Inspiration

There’s someone in my head, but it’s not me.” – Pink Floyd

Where do ideas come from? How many of us wake up in the morning and say, Gee, I think I’m gonna to have myself a great idea today!

Not me.

In general, the harder I try to think up something original, the slower my brain goes until it ultimately screeches to a stop and I have to go play a game of Scramble or eat jelly bellies to get it going again.

Sometimes I abandon the whole effort in frustration and go out for a run, only to have the idea sneak in unannounced around mile three. Hah! You weren’t ready for that, were you? it laughs at me. “Hold this, hold this, hold this,” I chant at a 9-minute a mile pace, until I get home and write it down.

I’ve started carrying a little book around with me to capture stray thoughts, because I don’t trust myself to remember them any more than I can hold a dream in my consciousness for more than five minutes after waking up. They’re precious, because truth be told, most days I come up empty. I despair that I’ll ever have another original thought in my lifetime. I stare at an empty screen and wonder why my particular cerebral apparatus seems to be on permanent molasses mode.
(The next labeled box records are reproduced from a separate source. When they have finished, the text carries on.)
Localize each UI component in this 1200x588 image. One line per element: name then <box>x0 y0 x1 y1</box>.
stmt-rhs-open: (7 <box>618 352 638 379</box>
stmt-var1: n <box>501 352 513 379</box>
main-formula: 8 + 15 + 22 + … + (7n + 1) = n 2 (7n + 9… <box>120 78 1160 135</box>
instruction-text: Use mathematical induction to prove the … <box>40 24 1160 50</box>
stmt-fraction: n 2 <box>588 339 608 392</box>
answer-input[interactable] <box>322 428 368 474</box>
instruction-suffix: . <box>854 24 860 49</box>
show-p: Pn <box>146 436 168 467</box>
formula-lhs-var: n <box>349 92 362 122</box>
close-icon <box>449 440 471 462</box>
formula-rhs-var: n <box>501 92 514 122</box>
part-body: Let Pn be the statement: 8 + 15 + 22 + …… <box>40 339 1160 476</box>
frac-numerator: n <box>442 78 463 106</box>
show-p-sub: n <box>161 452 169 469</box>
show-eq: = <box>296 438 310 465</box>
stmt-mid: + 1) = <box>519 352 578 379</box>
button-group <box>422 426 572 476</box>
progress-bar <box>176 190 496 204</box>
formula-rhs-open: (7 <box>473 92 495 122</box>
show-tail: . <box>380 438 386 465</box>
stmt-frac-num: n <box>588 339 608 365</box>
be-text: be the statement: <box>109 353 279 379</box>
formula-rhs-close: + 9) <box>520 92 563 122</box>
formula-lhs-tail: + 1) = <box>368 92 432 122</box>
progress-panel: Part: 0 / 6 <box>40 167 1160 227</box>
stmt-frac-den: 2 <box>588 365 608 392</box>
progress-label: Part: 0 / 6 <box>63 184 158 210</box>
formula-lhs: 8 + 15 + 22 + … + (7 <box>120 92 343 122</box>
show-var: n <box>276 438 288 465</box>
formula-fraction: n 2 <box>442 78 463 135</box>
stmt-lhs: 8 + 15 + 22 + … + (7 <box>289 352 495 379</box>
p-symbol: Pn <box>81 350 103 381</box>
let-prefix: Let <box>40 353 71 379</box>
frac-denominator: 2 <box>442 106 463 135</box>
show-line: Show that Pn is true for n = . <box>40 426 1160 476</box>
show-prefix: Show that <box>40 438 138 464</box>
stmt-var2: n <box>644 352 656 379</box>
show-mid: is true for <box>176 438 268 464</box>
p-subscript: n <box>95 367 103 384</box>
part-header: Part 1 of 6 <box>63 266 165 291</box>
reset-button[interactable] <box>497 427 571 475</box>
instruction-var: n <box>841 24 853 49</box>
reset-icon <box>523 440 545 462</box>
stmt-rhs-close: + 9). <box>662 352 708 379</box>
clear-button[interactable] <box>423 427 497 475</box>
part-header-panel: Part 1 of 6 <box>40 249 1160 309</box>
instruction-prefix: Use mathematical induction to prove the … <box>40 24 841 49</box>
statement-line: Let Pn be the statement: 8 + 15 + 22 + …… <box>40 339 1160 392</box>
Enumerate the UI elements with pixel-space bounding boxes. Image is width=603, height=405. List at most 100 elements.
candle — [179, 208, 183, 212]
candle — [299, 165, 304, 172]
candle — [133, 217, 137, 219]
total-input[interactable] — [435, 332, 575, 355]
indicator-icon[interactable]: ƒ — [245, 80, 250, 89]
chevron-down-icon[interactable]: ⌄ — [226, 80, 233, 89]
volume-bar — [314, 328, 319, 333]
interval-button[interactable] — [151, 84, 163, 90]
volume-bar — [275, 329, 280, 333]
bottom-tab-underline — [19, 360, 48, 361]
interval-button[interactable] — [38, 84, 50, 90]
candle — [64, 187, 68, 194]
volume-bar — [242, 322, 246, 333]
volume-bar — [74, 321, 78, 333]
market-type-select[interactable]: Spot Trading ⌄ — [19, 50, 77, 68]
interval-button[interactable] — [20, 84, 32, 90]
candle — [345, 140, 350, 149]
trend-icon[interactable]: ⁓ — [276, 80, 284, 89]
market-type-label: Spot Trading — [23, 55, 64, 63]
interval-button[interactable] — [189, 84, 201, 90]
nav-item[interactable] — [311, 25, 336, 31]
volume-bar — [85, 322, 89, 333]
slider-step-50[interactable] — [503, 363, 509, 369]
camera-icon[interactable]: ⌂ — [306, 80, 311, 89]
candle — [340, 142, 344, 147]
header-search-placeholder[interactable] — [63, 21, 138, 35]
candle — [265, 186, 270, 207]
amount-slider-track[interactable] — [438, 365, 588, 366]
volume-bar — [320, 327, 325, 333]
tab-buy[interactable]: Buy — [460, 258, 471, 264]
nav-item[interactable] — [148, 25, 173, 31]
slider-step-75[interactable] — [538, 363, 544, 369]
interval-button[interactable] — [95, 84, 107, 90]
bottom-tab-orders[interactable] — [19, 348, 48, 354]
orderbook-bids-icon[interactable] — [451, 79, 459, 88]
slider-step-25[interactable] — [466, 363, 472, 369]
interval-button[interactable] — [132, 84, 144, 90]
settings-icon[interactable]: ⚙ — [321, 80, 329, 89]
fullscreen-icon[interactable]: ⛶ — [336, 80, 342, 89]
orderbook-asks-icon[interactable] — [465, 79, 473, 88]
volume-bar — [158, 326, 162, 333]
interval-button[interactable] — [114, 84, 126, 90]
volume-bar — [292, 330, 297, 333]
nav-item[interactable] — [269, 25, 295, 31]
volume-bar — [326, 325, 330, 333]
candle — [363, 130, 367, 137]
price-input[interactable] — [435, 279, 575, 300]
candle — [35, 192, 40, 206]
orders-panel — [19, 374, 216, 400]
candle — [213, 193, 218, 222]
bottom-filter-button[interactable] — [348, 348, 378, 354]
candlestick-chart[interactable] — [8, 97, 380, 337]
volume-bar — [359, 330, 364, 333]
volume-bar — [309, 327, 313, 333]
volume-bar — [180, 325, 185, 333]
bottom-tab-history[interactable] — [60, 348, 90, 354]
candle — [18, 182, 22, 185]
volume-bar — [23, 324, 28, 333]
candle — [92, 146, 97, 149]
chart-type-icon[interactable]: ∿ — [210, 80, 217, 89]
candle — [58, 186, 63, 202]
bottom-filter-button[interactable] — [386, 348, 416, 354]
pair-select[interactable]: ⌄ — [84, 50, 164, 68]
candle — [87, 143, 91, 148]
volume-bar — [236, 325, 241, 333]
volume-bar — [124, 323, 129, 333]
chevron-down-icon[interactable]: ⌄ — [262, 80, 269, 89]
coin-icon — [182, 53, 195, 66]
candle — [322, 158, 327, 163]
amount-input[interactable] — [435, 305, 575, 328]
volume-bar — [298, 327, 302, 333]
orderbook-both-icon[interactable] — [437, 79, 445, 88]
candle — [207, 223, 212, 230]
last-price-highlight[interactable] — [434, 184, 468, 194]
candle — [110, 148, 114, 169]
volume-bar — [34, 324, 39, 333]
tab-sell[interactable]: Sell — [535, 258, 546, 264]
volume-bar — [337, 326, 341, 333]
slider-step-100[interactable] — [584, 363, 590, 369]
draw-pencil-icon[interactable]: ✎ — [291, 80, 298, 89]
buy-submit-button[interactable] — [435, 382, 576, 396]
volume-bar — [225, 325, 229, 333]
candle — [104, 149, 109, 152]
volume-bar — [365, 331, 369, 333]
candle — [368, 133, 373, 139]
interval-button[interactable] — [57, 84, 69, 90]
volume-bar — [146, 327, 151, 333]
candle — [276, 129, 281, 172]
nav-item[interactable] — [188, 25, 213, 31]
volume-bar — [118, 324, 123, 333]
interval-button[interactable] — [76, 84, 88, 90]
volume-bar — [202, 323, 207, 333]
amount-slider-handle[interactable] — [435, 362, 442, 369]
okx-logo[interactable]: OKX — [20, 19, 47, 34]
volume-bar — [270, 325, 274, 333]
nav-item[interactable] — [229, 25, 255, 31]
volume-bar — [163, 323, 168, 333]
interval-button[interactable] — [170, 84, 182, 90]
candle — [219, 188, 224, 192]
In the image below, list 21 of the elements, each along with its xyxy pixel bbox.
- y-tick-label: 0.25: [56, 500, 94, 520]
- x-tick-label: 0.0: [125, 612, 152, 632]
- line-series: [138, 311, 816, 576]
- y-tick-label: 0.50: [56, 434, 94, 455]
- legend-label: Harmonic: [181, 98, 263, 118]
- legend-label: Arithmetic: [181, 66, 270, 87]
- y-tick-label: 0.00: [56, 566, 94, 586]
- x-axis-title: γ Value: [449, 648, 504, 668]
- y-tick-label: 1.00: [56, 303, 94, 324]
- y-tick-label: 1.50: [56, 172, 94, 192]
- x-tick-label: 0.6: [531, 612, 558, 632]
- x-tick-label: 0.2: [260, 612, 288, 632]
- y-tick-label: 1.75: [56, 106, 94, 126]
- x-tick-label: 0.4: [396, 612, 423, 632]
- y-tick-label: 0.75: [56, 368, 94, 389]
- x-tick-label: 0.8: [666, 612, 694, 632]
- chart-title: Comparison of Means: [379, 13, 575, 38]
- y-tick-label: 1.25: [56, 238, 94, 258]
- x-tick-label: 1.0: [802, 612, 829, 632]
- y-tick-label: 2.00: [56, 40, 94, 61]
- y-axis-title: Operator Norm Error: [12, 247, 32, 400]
So what is the key to creativity? Where does it come from? Can I get a subscription? The other day I listened to a fabulous TED talk on creative genius by Elizabeth Gilbert, author of the runaway bestseller Eat, Pray, Love. She was contemplating the very real possibility that her best work was behind her and facing the paralyzing fear of trying to carry on anyway.

She looked into the history of “genius” and discovered that in ancient Greece and Rome, a genius wasn’t  a person, it was a kind of spirit, something that temporarily took you over and used you to express something divine. It is only in our “look at me!” egomaniacal era that we insist on taking personal credit for extraordinary accomplishments. In fact, it’s entirely possible that it has nothing to do with us at all. It’s completely out of our control.

She tells a couple of anecdotes, one about a poet who, while outside walking, would hear a poem coming in on the wind. The poet would run as fast as her feet could carry her ahead of it to get to pen and paper. If she was lucky, she’d be able to capture it as it swooshed through her. Another was about the composer Tom Waits, who received an extraordinary melody in his brain one day while stuck in a California traffic jam. “Can’t you see I’m in the car!?” he railed at the heavens in frustration.

I found a few more examples in an excerpt from my next book purchase, Incognito: the Secret Lives of the Brain, by neuroscientist David Eagleman.

In 1862, the Scottish mathematician James Clerk Maxwell developed a set of fundamental equations that unified electricity and magnetism. On his deathbed, he coughed up a strange sort of confession, declaring that “something within him” discovered the famous equations, not he. He admitted he had no idea how ideas actually came to him — they simply came to him. William Blake related a similar experience, reporting of his long narrative poem Milton: “I have written this poem from immediate dictation twelve or sometimes twenty lines at a time without premeditation and even against my will.” Johann Wolfgang von Goethe claimed to have written his novella The Sorrows of Young Werther with practically no conscious input, as though he were holding a pen that moved on its own.

“Inspirez,” my yoga instructor says, as we stretch our arms to the sky. Breathe in. “Expirez,” we let the air back out, relaxing every muscle in our bodies. At the end, lying in my favorite pose (corpse), it hits me.

“Inspiration” is a breathing in. It comes from without. It’s the air, it’s a spirit, it’s a “genius,” it’s a snippet of grace. I can channel it through my particular set of talents, and make of it something consciously beautiful. But then I have to let it out, as well. And with my final expiration, of course, I die. It’s absurd to think that the idea and the product I create with it “belong” to me.
In the meantime, I need to persevere in my stumbling efforts so that if and when the snippet of grace alights upon me, I’m ready to capture and channel it. As Gilbert says so well:

If the divine cockeyed genius assigned to your case decides to let some sort of wonderment be glimpsed for just one moment through your efforts, then olé! And if not, then do your dance anyhow and olé to you nonetheless.